A white college student who showed up at a Black Lives Matter rally in a gorilla mask was acquitted Wednesday on a charge of civil rights intimidation after his lawyer argued he was exercising his First Amendment rights.

Jurors in in Jonesborough, Tennessee, acquitted Tristan Rettke on two counts of civil rights intimidation as well as two charges of disorderly conduct, report the Washington Post, NBC News and the Johnson City Press. He was convicted on just one count: a misdemeanor charge of disrupting a meeting.

Rettke was a freshman at East Tennessee State University when he came to the campus rally in September 2016 wearing the mask and dangling bananas from rope that had the appearance of a noose. He unfolded a piece of paper reading, “Lives Matter.”

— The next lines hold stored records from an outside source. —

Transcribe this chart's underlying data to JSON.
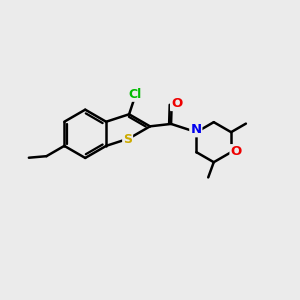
{
  "bg": "#ebebeb",
  "bc": "#000000",
  "lw": 1.8,
  "atom_colors": {
    "Cl": "#00bb00",
    "S": "#ccaa00",
    "O": "#ee0000",
    "N": "#0000ee"
  },
  "fs": 9.5
}
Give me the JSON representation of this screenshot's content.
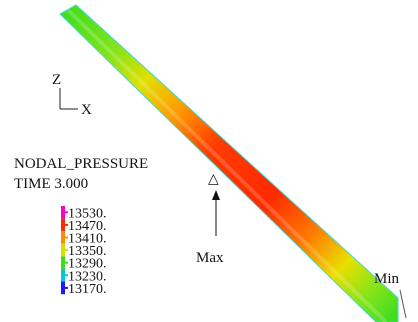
{
  "triad": {
    "z": "Z",
    "x": "X"
  },
  "title": "NODAL_PRESSURE",
  "time": "TIME 3.000",
  "legend": [
    {
      "label": "13530.",
      "color": "#ff00cc"
    },
    {
      "label": "13470.",
      "color": "#ff2a00"
    },
    {
      "label": "13410.",
      "color": "#ff8c00"
    },
    {
      "label": "13350.",
      "color": "#d8e000"
    },
    {
      "label": "13290.",
      "color": "#3fdc20"
    },
    {
      "label": "13230.",
      "color": "#00c8e0"
    },
    {
      "label": "13170.",
      "color": "#1a1aff"
    }
  ],
  "max_label": "Max",
  "min_label": "Min"
}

Even Rettke’s defense lawyer, Patrick Denton, acknowledged there was “a strong racist element” to Rettke’s behavior. “But what the Constitution says is that he can express racist views,” Denton told jurors Monday.

People at the rally testified that Rettke used racial slurs and invoked fear. Prosecutors contended Rettke had the right to express his opinions, but jurors should consider the impact given the history of racial oppression and the symbolism of the banana noose.

A judge had denied Denton’s motion to dismiss the charges in January 2018, the Johnson City Press reported.